Summary Table of Objectives, Responsibility and Timeline

Develop measurable competencies –MSOP/ACGME

Clinical Medicine Committee - joint effort

September/October 2003

Preparation for USMLE-2b

Each clerkship

July 1, 2003

Ensure technical skill ability – prepare plan

Each clerkship

April 7, 2003

Update clerkship website using model described

Each clerkship

July 1, 2003

Send goals & objectives to curriculum office

Each clerkship

February 17, 2003

Consider night-call value

All clerkships

September/October 2003

80-hour workweek observations & opinions

All clerkships

September/October 2003

Educational expectations explained

Each clerkship

July 1, 2003

Improve TAT of evaluative feedback

Each clerkship

July 1, 2003 for 2003-2004

Monitor for grade discrepancies site-to-site

Each clerkship

July 1, 2003 for 2003-2004

As of today progress on Web sites for Clerkships:

* Medicine - no activity and no site
* AIM - Has a minimal site now; working on a major expansion
* Family medicine - Extensive site, largest of all the clerkships
* Neurology - completed last spring. Updating with each rotation.
* Surgery - Site delegated to a senior resident. Initial information went up, but stalled on the remainder. Not online currently.
* OB/GYN – New site; online
* Psych - Most of their information to me, then stalled on away sites. Not online currently.
* Peds - New site as of Sept.
* Clinical Correlations - site set up last year and continues to be updated.

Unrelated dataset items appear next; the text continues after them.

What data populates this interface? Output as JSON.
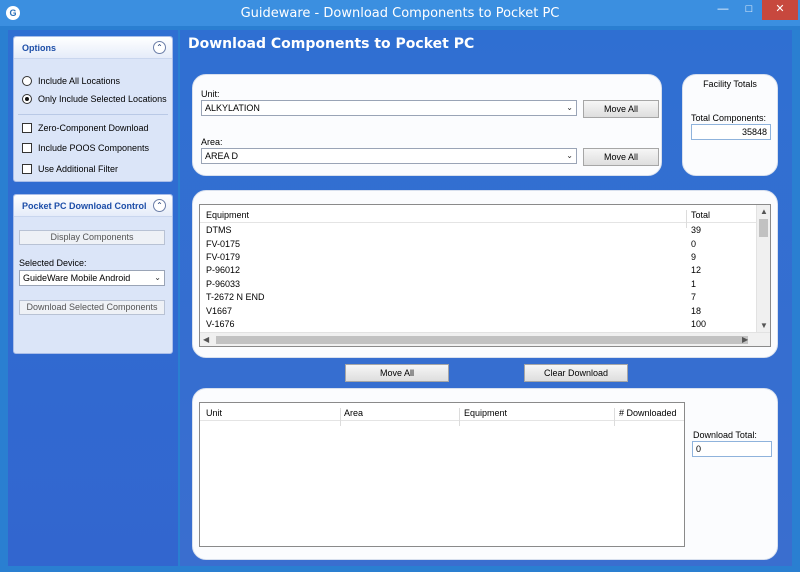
{
  "window": {
    "title": "Guideware - Download Components to Pocket PC",
    "app_icon": "G",
    "minimize_glyph": "—",
    "maximize_glyph": "□",
    "close_glyph": "✕"
  },
  "options": {
    "title": "Options",
    "collapse_glyph": "⌃",
    "include_all": "Include All Locations",
    "only_selected": "Only Include Selected Locations",
    "zero_component": "Zero-Component Download",
    "include_poos": "Include POOS Components",
    "additional_filter": "Use Additional Filter",
    "selected_radio": "only_selected"
  },
  "pocket": {
    "title": "Pocket PC Download Control",
    "collapse_glyph": "⌃",
    "display_button": "Display Components",
    "device_label": "Selected Device:",
    "device_value": "GuideWare Mobile Android",
    "download_button": "Download Selected Components"
  },
  "main": {
    "title": "Download Components to Pocket PC",
    "unit_label": "Unit:",
    "unit_value": "ALKYLATION",
    "area_label": "Area:",
    "area_value": "AREA D",
    "move_all": "Move All",
    "facility_title": "Facility Totals",
    "total_components_label": "Total Components:",
    "total_components_value": "35848",
    "move_all_center": "Move All",
    "clear_download": "Clear Download",
    "download_total_label": "Download Total:",
    "download_total_value": "0"
  },
  "equipment_table": {
    "headers": [
      "Equipment",
      "Total"
    ],
    "rows": [
      [
        "DTMS",
        "39"
      ],
      [
        "FV-0175",
        "0"
      ],
      [
        "FV-0179",
        "9"
      ],
      [
        "P-96012",
        "12"
      ],
      [
        "P-96033",
        "1"
      ],
      [
        "T-2672 N END",
        "7"
      ],
      [
        "V1667",
        "18"
      ],
      [
        "V-1676",
        "100"
      ]
    ]
  },
  "download_table": {
    "headers": [
      "Unit",
      "Area",
      "Equipment",
      "# Downloaded"
    ]
  },
  "glyphs": {
    "chevron_down": "⌄",
    "arrow_up": "▲",
    "arrow_down": "▼",
    "arrow_left": "◀",
    "arrow_right": "▶"
  }
}
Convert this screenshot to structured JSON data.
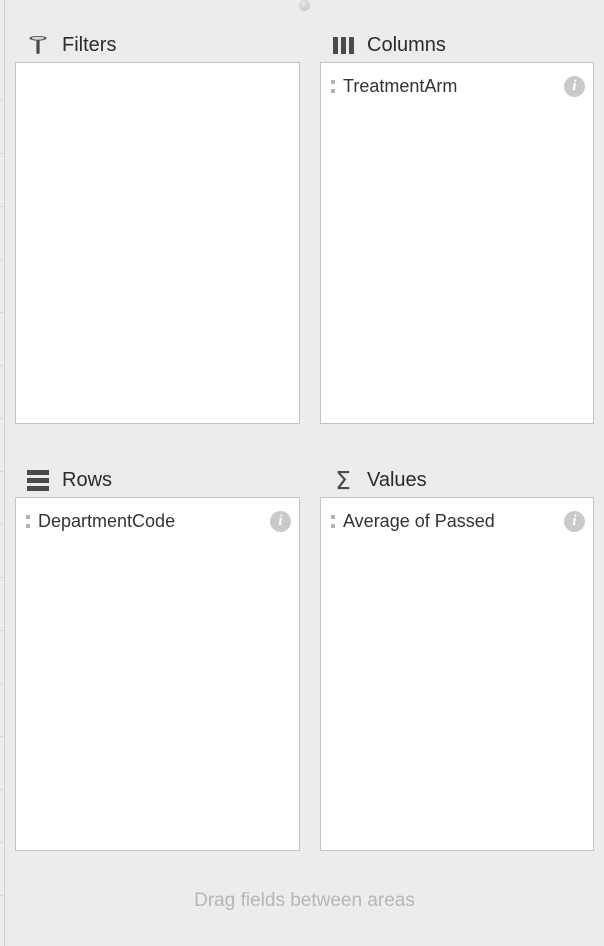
{
  "panel": {
    "grabber_icon": "drag-handle-dot",
    "footer_hint": "Drag fields between areas",
    "accent_text_color": "#2b2b2b",
    "hint_color": "#b6b6b6",
    "panel_background": "#ececec",
    "dropbox_background": "#ffffff",
    "dropbox_border_color": "#c4c4c4"
  },
  "areas": [
    {
      "id": "filters",
      "title": "Filters",
      "icon": "funnel-icon",
      "fields": []
    },
    {
      "id": "columns",
      "title": "Columns",
      "icon": "columns-icon",
      "fields": [
        {
          "label": "TreatmentArm",
          "grip_icon": "drag-grip-icon",
          "info_icon": "info-icon",
          "info_glyph": "i"
        }
      ]
    },
    {
      "id": "rows",
      "title": "Rows",
      "icon": "rows-icon",
      "fields": [
        {
          "label": "DepartmentCode",
          "grip_icon": "drag-grip-icon",
          "info_icon": "info-icon",
          "info_glyph": "i"
        }
      ]
    },
    {
      "id": "values",
      "title": "Values",
      "icon": "sigma-icon",
      "sigma_glyph": "Σ",
      "fields": [
        {
          "label": "Average of Passed",
          "grip_icon": "drag-grip-icon",
          "info_icon": "info-icon",
          "info_glyph": "i"
        }
      ]
    }
  ]
}
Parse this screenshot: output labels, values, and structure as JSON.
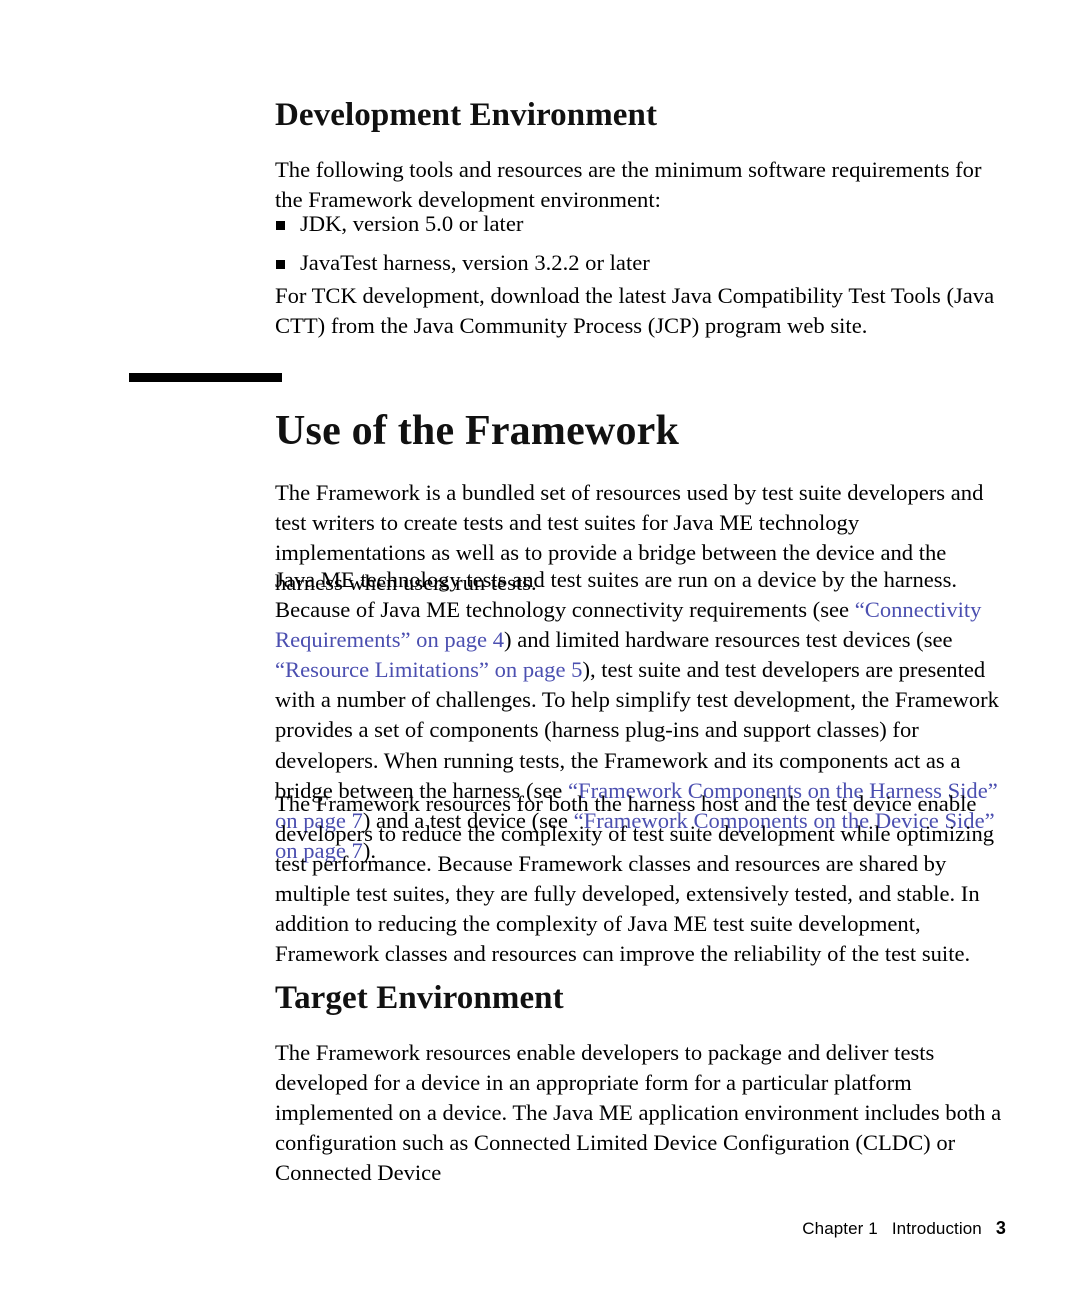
{
  "document": {
    "section1": {
      "heading": "Development Environment",
      "intro": "The following tools and resources are the minimum software requirements for the Framework development environment:",
      "bullets": [
        "JDK, version 5.0 or later",
        "JavaTest harness, version 3.2.2 or later"
      ],
      "after_bullets": "For TCK development, download the latest Java Compatibility Test Tools (Java CTT) from the Java Community Process (JCP) program web site."
    },
    "section2": {
      "heading": "Use of the Framework",
      "paragraph1": "The Framework is a bundled set of resources used by test suite developers and test writers to create tests and test suites for Java ME technology implementations as well as to provide a bridge between the device and the harness when users run tests.",
      "paragraph2": {
        "part1": "Java ME technology tests and test suites are run on a device by the harness. Because of Java ME technology connectivity requirements (see ",
        "link1": "“Connectivity Requirements” on page 4",
        "part2": ") and limited hardware resources test devices (see ",
        "link2": "“Resource Limitations” on page 5",
        "part3": "), test suite and test developers are presented with a number of challenges. To help simplify test development, the Framework provides a set of components (harness plug-ins and support classes) for developers. When running tests, the Framework and its components act as a bridge between the harness (see ",
        "link3": "“Framework Components on the Harness Side” on page 7",
        "part4": ") and a test device (see ",
        "link4": "“Framework Components on the Device Side” on page 7",
        "part5": ")."
      },
      "paragraph3": "The Framework resources for both the harness host and the test device enable developers to reduce the complexity of test suite development while optimizing test performance. Because Framework classes and resources are shared by multiple test suites, they are fully developed, extensively tested, and stable. In addition to reducing the complexity of Java ME test suite development, Framework classes and resources can improve the reliability of the test suite."
    },
    "section3": {
      "heading": "Target Environment",
      "paragraph1": "The Framework resources enable developers to package and deliver tests developed for a device in an appropriate form for a particular platform implemented on a device. The Java ME application environment includes both a configuration such as Connected Limited Device Configuration (CLDC) or Connected Device"
    },
    "footer": {
      "chapter": "Chapter 1",
      "title": "Introduction",
      "page_number": "3"
    },
    "colors": {
      "text": "#000000",
      "link": "#4b4fb0",
      "rule": "#000000",
      "background": "#ffffff"
    }
  }
}
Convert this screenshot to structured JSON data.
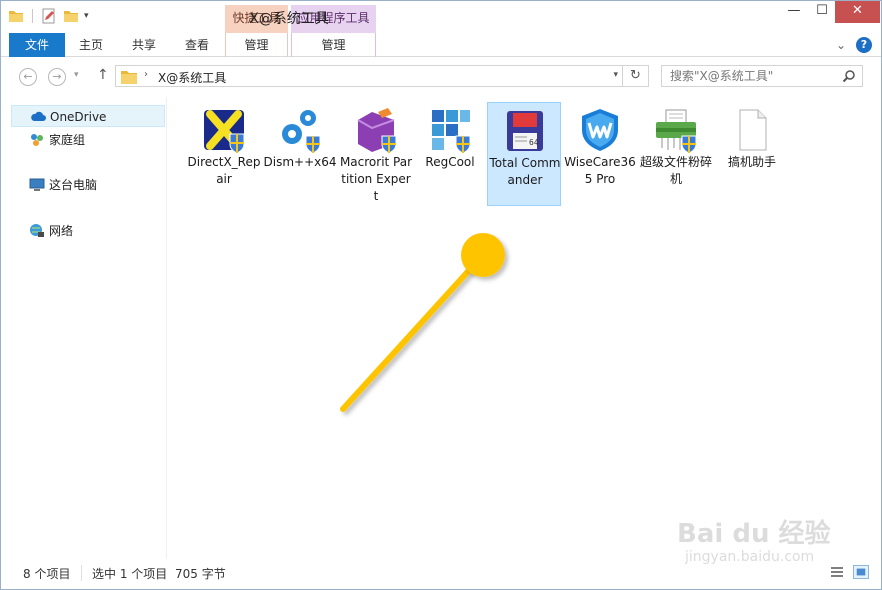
{
  "window": {
    "title": "X@系统工具",
    "minimize_label": "—",
    "maximize_label": "☐",
    "close_label": "✕"
  },
  "ribbon": {
    "context_tabs": [
      "快捷工具",
      "应用程序工具"
    ],
    "tabs": [
      "文件",
      "主页",
      "共享",
      "查看",
      "管理",
      "管理"
    ],
    "expand_label": "⌄",
    "help_label": "?"
  },
  "address": {
    "path": "X@系统工具",
    "search_placeholder": "搜索\"X@系统工具\""
  },
  "nav": {
    "items": [
      {
        "label": "OneDrive",
        "icon": "cloud-icon",
        "selected": true
      },
      {
        "label": "家庭组",
        "icon": "homegroup-icon",
        "selected": false
      },
      {
        "label": "这台电脑",
        "icon": "computer-icon",
        "selected": false
      },
      {
        "label": "网络",
        "icon": "network-icon",
        "selected": false
      }
    ]
  },
  "files": [
    {
      "label": "DirectX_Repair",
      "icon": "directx-repair-icon",
      "selected": false
    },
    {
      "label": "Dism++x64",
      "icon": "dism-icon",
      "selected": false
    },
    {
      "label": "Macrorit Partition Expert",
      "icon": "macrorit-icon",
      "selected": false
    },
    {
      "label": "RegCool",
      "icon": "regcool-icon",
      "selected": false
    },
    {
      "label": "Total Commander",
      "icon": "total-commander-icon",
      "selected": true
    },
    {
      "label": "WiseCare365 Pro",
      "icon": "wisecare-icon",
      "selected": false
    },
    {
      "label": "超级文件粉碎机",
      "icon": "shredder-icon",
      "selected": false
    },
    {
      "label": "搞机助手",
      "icon": "blank-file-icon",
      "selected": false
    }
  ],
  "status": {
    "item_count": "8 个项目",
    "selected": "选中 1 个项目",
    "size": "705 字节"
  },
  "watermark": {
    "main": "Bai du 经验",
    "sub": "jingyan.baidu.com"
  },
  "colors": {
    "file_tab": "#1979ca",
    "quick_tools_tab": "#f7d2c0",
    "app_tools_tab": "#e7d3ef",
    "selection": "#cce8ff",
    "annotation": "#ffc400"
  }
}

5. Replacement for Clive Bradbeer (Electives Co-director for Research).  Dr. Bradbeer will be retiring soon. Dr. Bradbeer spends about two weeks of his time per year reviewing proposals for research electives and evaluating the final report (approximately 1-2 hours per week). Please send nominations for this position to Don Innes. The Academy of Distinguished Educators will also be polled for suggestions.

6.  Retreat.  A Curriculum Committee mini-retreat is being planned for the latter part of January/early February. A Friday afternoon or Saturday morning time slot was discussed.